Developer Scarborough International Properties is testing the strength of the out-of-town rental market after unveiling its first speculative office building since the height of the financial crisis.
The company, led by founder and chairman Kevin McCabe, has built a 31,650 sq ft ‘headquarters’ office building which sits prominently at the gateway to Thorpe Park Leeds overlooking the M1 at Junction 46.
It is the first of a total 940,000 sq ft of new business space planned at the business park where planning consent is secured for a further 1.35 million sq ft of office, leisure and retail development.
Plans include a 300,000 sq ft shopping and leisure park with cinema, 300 new homes, further leisure and hotel space and 140 acres of parkland and sports facilities.
Mr McCabe said the building was a prototype to show companies what else could be built within the second phase of the business park.
Delivery of the next phase follows a £162m investment by Legal & General Capital as joint development partner last year.
Gordon Aitchison, director of investment and development at Legal and General Investment Management Real Assets, said: “One of the things that has held back business park development is that the rents are low and there is no money to upgrade and add new amenities. To have all that on your doorstep is unique.”
Mr McCabe said the office, known as Paradigm, will set a new benchmark for rents away from the city centre. Thorpe Park is also targeting upmarket brands and has already signed up a number of names, some new to the north of England, which will be announced over the next few weeks.
He added: “I don’t think you can find direct competition to what we’re doing here on a community business park in the Leeds area. We’re in an unusual position here of being way in advance of anyone who wants to do anything similar.”
Earlier this week, Leeds City Council, which remained supportive of Thorpe Park during the recession as Scarborough International looked to revive the site, confirmed that a new railway station would be built at the site, providing an integral part of the infrastructure that will connect the business park to Leeds city centre.
“As a developer or an investor, the new train station will make Thorpe Park ever more appealing and ever more valuable,” said Mr McCabe.
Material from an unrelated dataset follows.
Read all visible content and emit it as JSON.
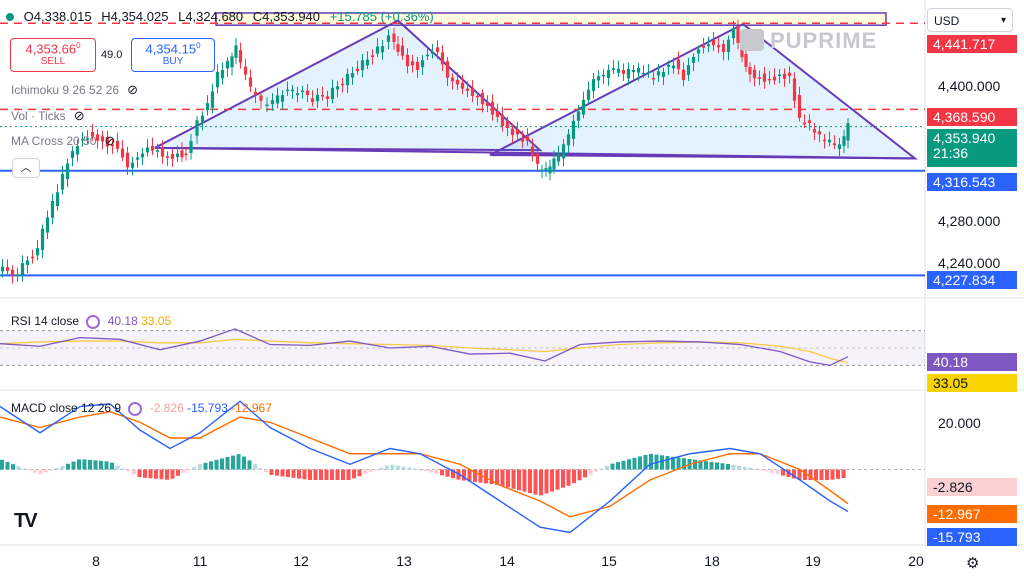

Mr McCabe said that Brexit has not had an impact on occupier demand and that the Northern Powerhouse brand is gaining traction in the Far East with investors keen to put their money in places like Leeds and Sheffield.
“I travel quite a bit to the Far East and the northern powerhouse branding seems to have struck home,” he said.
“The Government last year inviting president Xi Jinping to Manchester and the availability of flights has spread the word that the northern powerhouse is the place to be.
“Because investors can get round Manchester, Leeds and Sheffield in one day, they can see it on a map and it is appealing.”
The north of England is also benefiting from investors who are shying away from uncertainty in Scotland, he said.
“Politically, because Scotland is still threatening not to be part of the UK, it is starving itself of investment,” he added.
“There is less for the institutional investors to look at because they’ve crossed Scotland off the map for the moment.”